Japan’s Nikkei 225 index has plummeted nearly 20% from its all-time high, triggering concerns about the health of the global economy. This significant drop reflects investor anxiety over Japan’s economic prospects, exacerbated by the potential end of the yen carry trade. The Nikkei’s decline has further dampened investor sentiment worldwide, contributing to the broader market sell-off.

3. Goldman Sachs Raises US Recession Probability

Goldman Sachs has raised the probability of a recession in the US, citing persistent inflationary pressures and the Federal Reserve’s aggressive monetary tightening. This forecast has spooked investors, leading to increased volatility in the markets. The fear of an impending recession has caused a shift towards safer assets, resulting in a sell-off in equities.

Geopolitical tensions between Israel and Iran have escalated into open conflict, raising concerns about stability in the Middle East. This war has heightened uncertainty and risk aversion among investors. The potential for disruption in oil supplies has also led to volatility in energy markets, further contributing to the market correction.

5. Poor Economic Data from the US

Recent economic data from the US has been disappointing, with indicators suggesting a slowdown in growth. Concerns about the US economy sliding into recession have been amplified by weak consumer spending, declining manufacturing activity, and a sluggish labor market. This poor economic outlook has fueled fears among investors, prompting a sell-off in equities.

6. Warren Buffett Sitting on a Huge Pile of Cash

Warren Buffett, often seen as a bellwether for market sentiment, is currently holding a substantial amount of cash. This conservative stance is interpreted by many as a signal that Buffett is anticipating further market downturns. His cautious approach has added to investor unease, contributing to the overall market correction.

7. High Valuations of Indian Markets

The Indian stock markets, particularly large and mid-cap segments, have been trading at high valuations. These elevated levels have made the markets susceptible to corrections. As global factors exert pressure, investors are reassessing the sustainability of these valuations, leading to a sell-off in Indian equities.

Now that we have understood the fundamental factors, let’s understand the markets from a Technical perspective.
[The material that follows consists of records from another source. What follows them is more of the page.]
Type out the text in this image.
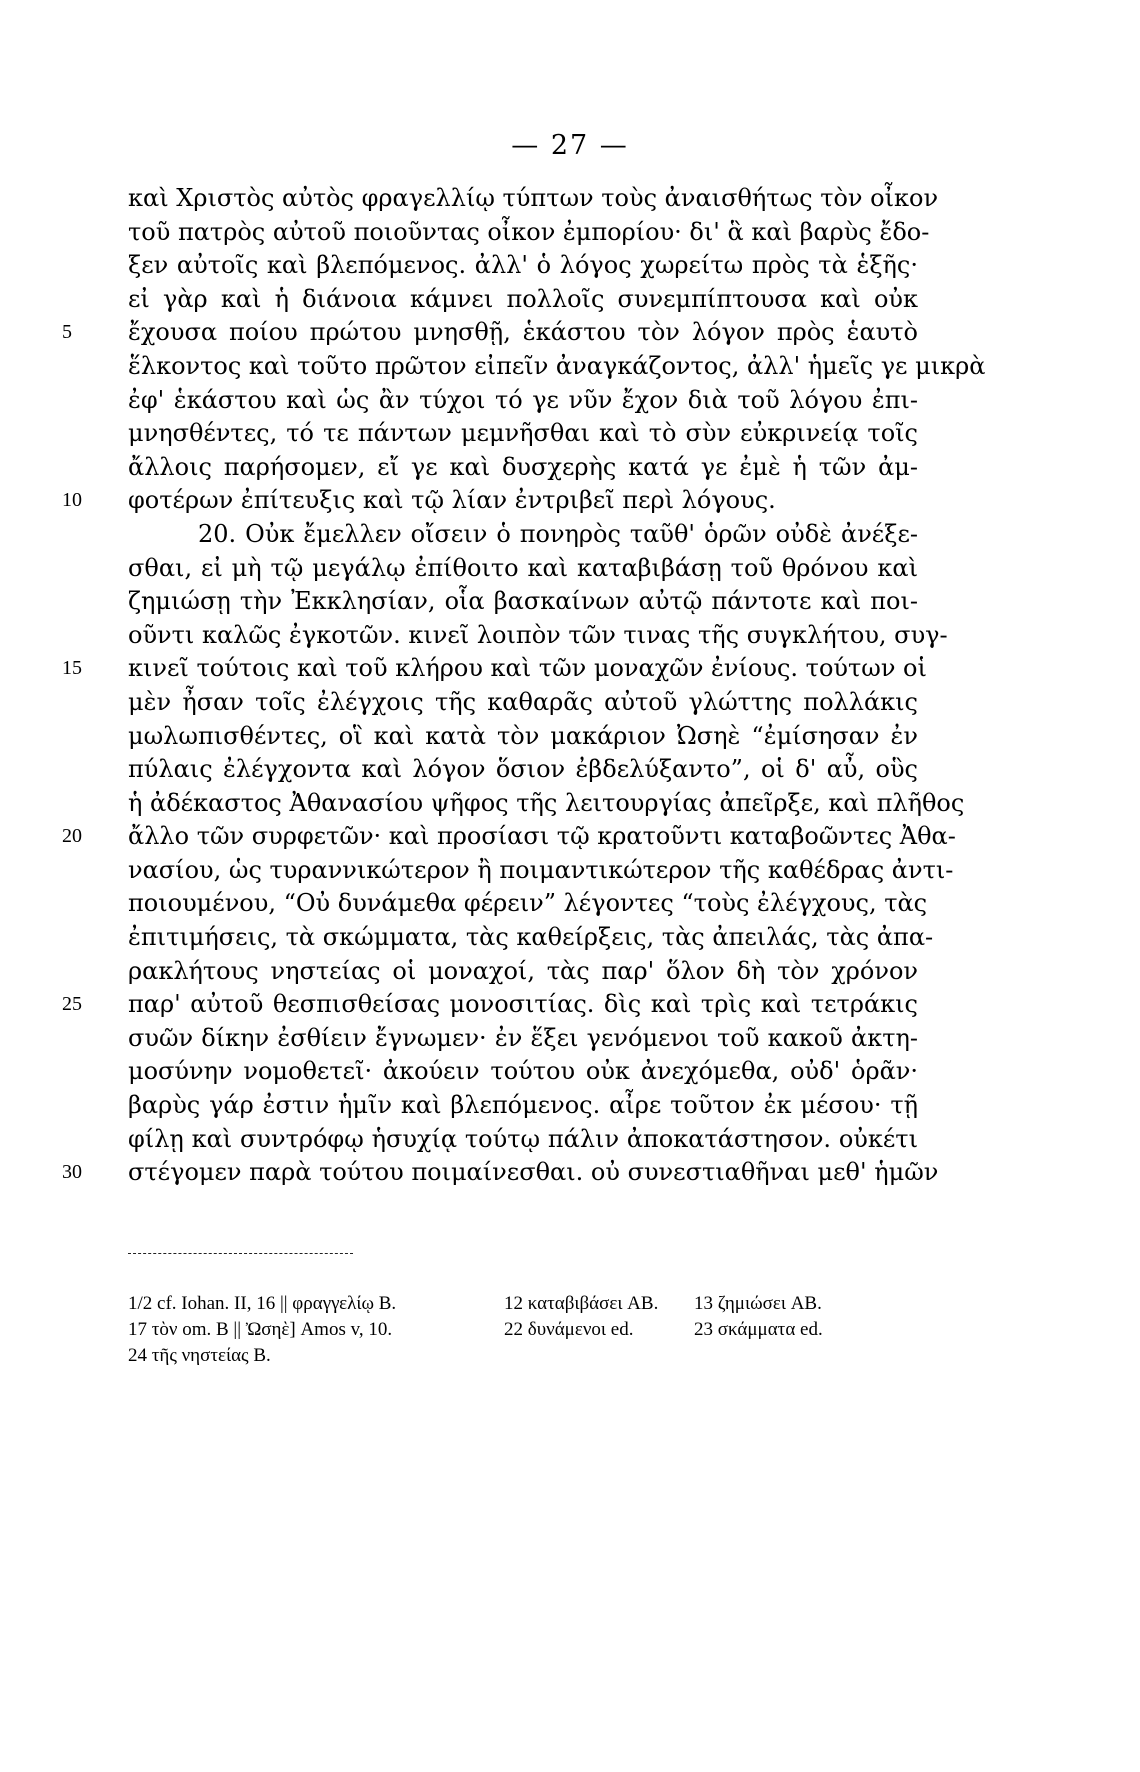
— 27 —
καὶ Χριστὸς αὐτὸς φραγελλίῳ τύπτων τοὺς ἀναισθήτως τὸν οἶκον
τοῦ πατρὸς αὐτοῦ ποιοῦντας οἶκον ἐμπορίου· δι' ἃ καὶ βαρὺς ἔδο-
ξεν αὐτοῖς καὶ βλεπόμενος. ἀλλ' ὁ λόγος χωρείτω πρὸς τὰ ἑξῆς·
εἰ γὰρ καὶ ἡ διάνοια κάμνει πολλοῖς συνεμπίπτουσα καὶ οὐκ
5	ἔχουσα ποίου πρώτου μνησθῇ, ἑκάστου τὸν λόγον πρὸς ἑαυτὸ
ἕλκοντος καὶ τοῦτο πρῶτον εἰπεῖν ἀναγκάζοντος, ἀλλ' ἡμεῖς γε μικρὰ
ἐφ' ἑκάστου καὶ ὡς ἂν τύχοι τό γε νῦν ἔχον διὰ τοῦ λόγου ἐπι-
μνησθέντες, τό τε πάντων μεμνῆσθαι καὶ τὸ σὺν εὐκρινείᾳ τοῖς
ἄλλοις παρήσομεν, εἴ γε καὶ δυσχερὴς κατά γε ἐμὲ ἡ τῶν ἀμ-
10	φοτέρων ἐπίτευξις καὶ τῷ λίαν ἐντριβεῖ περὶ λόγους.
20. Οὐκ ἔμελλεν οἴσειν ὁ πονηρὸς ταῦθ' ὁρῶν οὐδὲ ἀνέξε-
σθαι, εἰ μὴ τῷ μεγάλῳ ἐπίθοιτο καὶ καταβιβάσῃ τοῦ θρόνου καὶ
ζημιώσῃ τὴν Ἐκκλησίαν, οἷα βασκαίνων αὐτῷ πάντοτε καὶ ποι-
οῦντι καλῶς ἐγκοτῶν. κινεῖ λοιπὸν τῶν τινας τῆς συγκλήτου, συγ-
15	κινεῖ τούτοις καὶ τοῦ κλήρου καὶ τῶν μοναχῶν ἐνίους. τούτων οἱ
μὲν ἦσαν τοῖς ἐλέγχοις τῆς καθαρᾶς αὐτοῦ γλώττης πολλάκις
μωλωπισθέντες, οἳ καὶ κατὰ τὸν μακάριον Ὠσηὲ “ἐμίσησαν ἐν
πύλαις ἐλέγχοντα καὶ λόγον ὅσιον ἐβδελύξαντο”, οἱ δ' αὖ, οὓς
ἡ ἀδέκαστος Ἀθανασίου ψῆφος τῆς λειτουργίας ἀπεῖρξε, καὶ πλῆθος
20	ἄλλο τῶν συρφετῶν· καὶ προσίασι τῷ κρατοῦντι καταβοῶντες Ἀθα-
νασίου, ὡς τυραννικώτερον ἢ ποιμαντικώτερον τῆς καθέδρας ἀντι-
ποιουμένου, “Οὐ δυνάμεθα φέρειν” λέγοντες “τοὺς ἐλέγχους, τὰς
ἐπιτιμήσεις, τὰ σκώμματα, τὰς καθείρξεις, τὰς ἀπειλάς, τὰς ἀπα-
ρακλήτους νηστείας οἱ μοναχοί, τὰς παρ' ὅλον δὴ τὸν χρόνον
25	παρ' αὐτοῦ θεσπισθείσας μονοσιτίας. δὶς καὶ τρὶς καὶ τετράκις
συῶν δίκην ἐσθίειν ἔγνωμεν· ἐν ἕξει γενόμενοι τοῦ κακοῦ ἀκτη-
μοσύνην νομοθετεῖ· ἀκούειν τούτου οὐκ ἀνεχόμεθα, οὐδ' ὁρᾶν·
βαρὺς γάρ ἐστιν ἡμῖν καὶ βλεπόμενος. αἶρε τοῦτον ἐκ μέσου· τῇ
φίλῃ καὶ συντρόφῳ ἡσυχίᾳ τούτῳ πάλιν ἀποκατάστησον. οὐκέτι
30	στέγομεν παρὰ τούτου ποιμαίνεσθαι. οὐ συνεστιαθῆναι μεθ' ἡμῶν
1/2 cf. Iohan. II, 16 || φραγγελίῳ B.	12 καταβιβάσει AB. 13 ζημιώσει AB.
17 τὸν om. B || Ὠσηὲ] Amos v, 10.	22 δυνάμενοι ed.	23 σκάμματα ed.
24 τῆς νηστείας B.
Markets are more driven by sentiments, and what better tool to use than charts to understand those sentiments.

Technically, Nifty 50 has entered into an overbought territory on a weekly, monthly, and quarterly time frame with the upside capped at 25500 in the medium term. This, coupled with higher valuations, signals a significant correction in the short-term. On the weekly time frame chart, the Index has had a pro-gap down in an overbought market. A pro-gap in an overbought market is generally a sign that the markets would find it difficult to make a fresh high immediately, and the gap will act as a strong resistance.
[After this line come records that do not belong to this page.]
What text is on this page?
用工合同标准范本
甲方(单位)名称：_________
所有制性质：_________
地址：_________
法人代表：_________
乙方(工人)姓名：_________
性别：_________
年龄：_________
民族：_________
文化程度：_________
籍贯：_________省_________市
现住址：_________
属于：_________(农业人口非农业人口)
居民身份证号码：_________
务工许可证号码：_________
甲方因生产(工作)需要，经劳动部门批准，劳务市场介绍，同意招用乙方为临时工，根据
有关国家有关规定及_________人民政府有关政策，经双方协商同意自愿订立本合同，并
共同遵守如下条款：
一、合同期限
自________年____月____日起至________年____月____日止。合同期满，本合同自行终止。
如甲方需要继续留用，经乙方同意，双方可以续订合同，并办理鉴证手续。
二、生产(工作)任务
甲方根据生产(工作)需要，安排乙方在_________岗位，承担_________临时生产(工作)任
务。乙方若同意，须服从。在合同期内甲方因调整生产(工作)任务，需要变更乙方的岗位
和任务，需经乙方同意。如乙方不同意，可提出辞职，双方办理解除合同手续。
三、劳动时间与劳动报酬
On the daily time frame, there is a negative divergence between price and RSI with prices making a lower low, suggesting a strong possibility of correction. In the short-term, 23500-23300 happens to be a strong support zone. If this is breached, the index has a strong possibility of sliding further to 22000 levels. A move towards 22000 would mean a drop of 10% from the top, and that could be a reasonably good time to start shopping on the upside.
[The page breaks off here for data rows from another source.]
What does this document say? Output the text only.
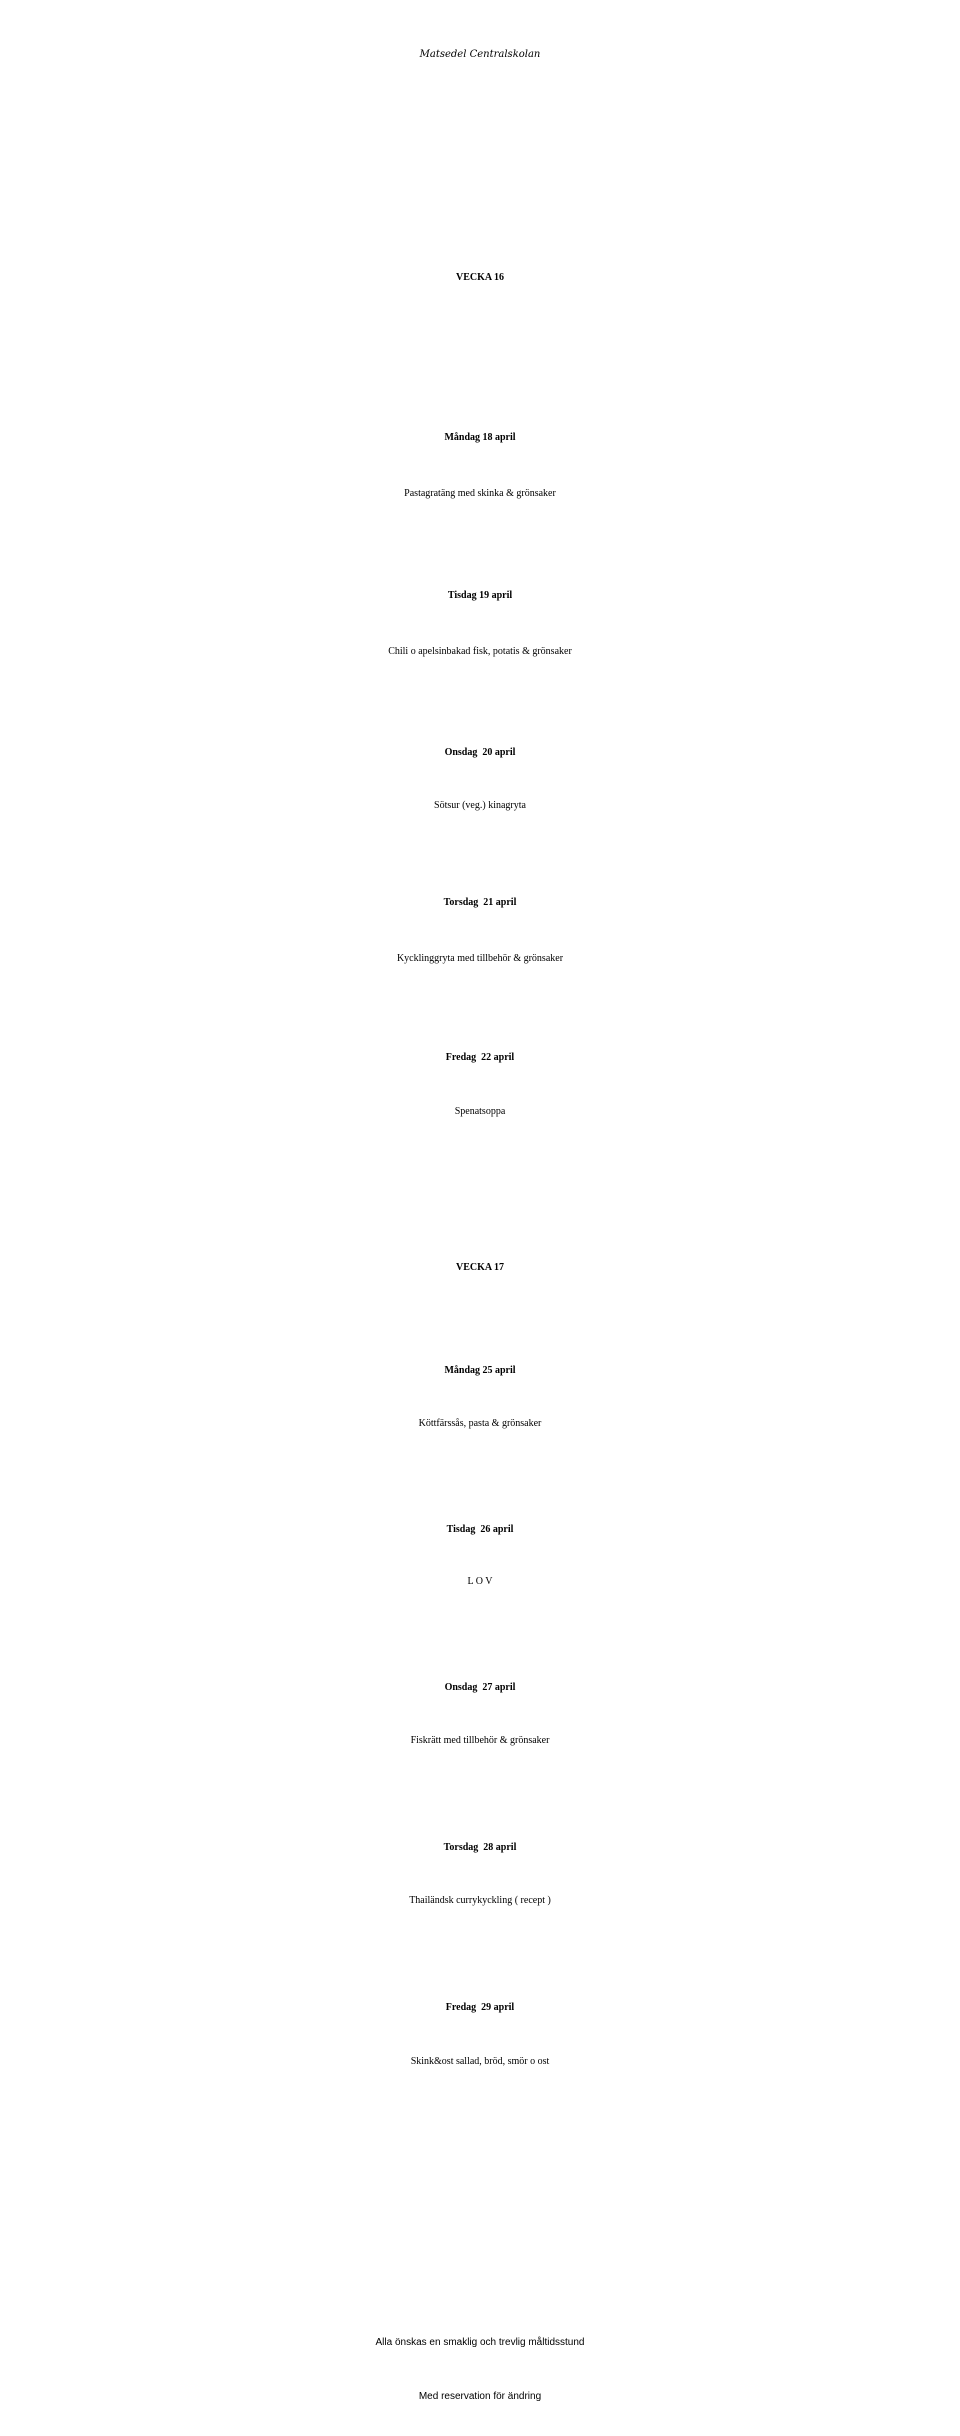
Matsedel Centralskolan
VECKA 16
Måndag 18 april
Pastagratäng med skinka & grönsaker
Tisdag 19 april
Chili o apelsinbakad fisk, potatis & grönsaker
Onsdag  20 april
Sötsur (veg.) kinagryta
Torsdag  21 april
Kycklinggryta med tillbehör & grönsaker
Fredag  22 april
Spenatsoppa
VECKA 17
Måndag 25 april
Köttfärssås, pasta & grönsaker
Tisdag  26 april
L O V
Onsdag  27 april
Fiskrätt med tillbehör & grönsaker
Torsdag  28 april
Thailändsk currykyckling ( recept )
Fredag  29 april
Skink&ost sallad, bröd, smör o ost
Alla önskas en smaklig och trevlig måltidsstund
Med reservation för ändring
Since the month has just begun, we can’t conclude much from the monthly time frame charts. However, the monthly time frame chart should be on every investor’s radar. Prices are already overbought on a monthly and overstretched at the top end of the Bollinger band. If we have a strong bear candle close inside the upper band, we could have confirmation of much lower levels of around 22000 range mentioned earlier.

In conclusion, the recent market correction is the result of a complex interplay of global economic, geopolitical, and market-specific factors. From the reversal of the yen carry trade and the decline in the Nikkei to heightened recession fears and geopolitical tensions, each element has contributed to the current market landscape. The technical picture too is pointing towards a strong possibility of a deeper correction, suggesting a wait and watch approach.

Investors should navigate these turbulent times with caution, as the search for stability continues amidst uncertainty.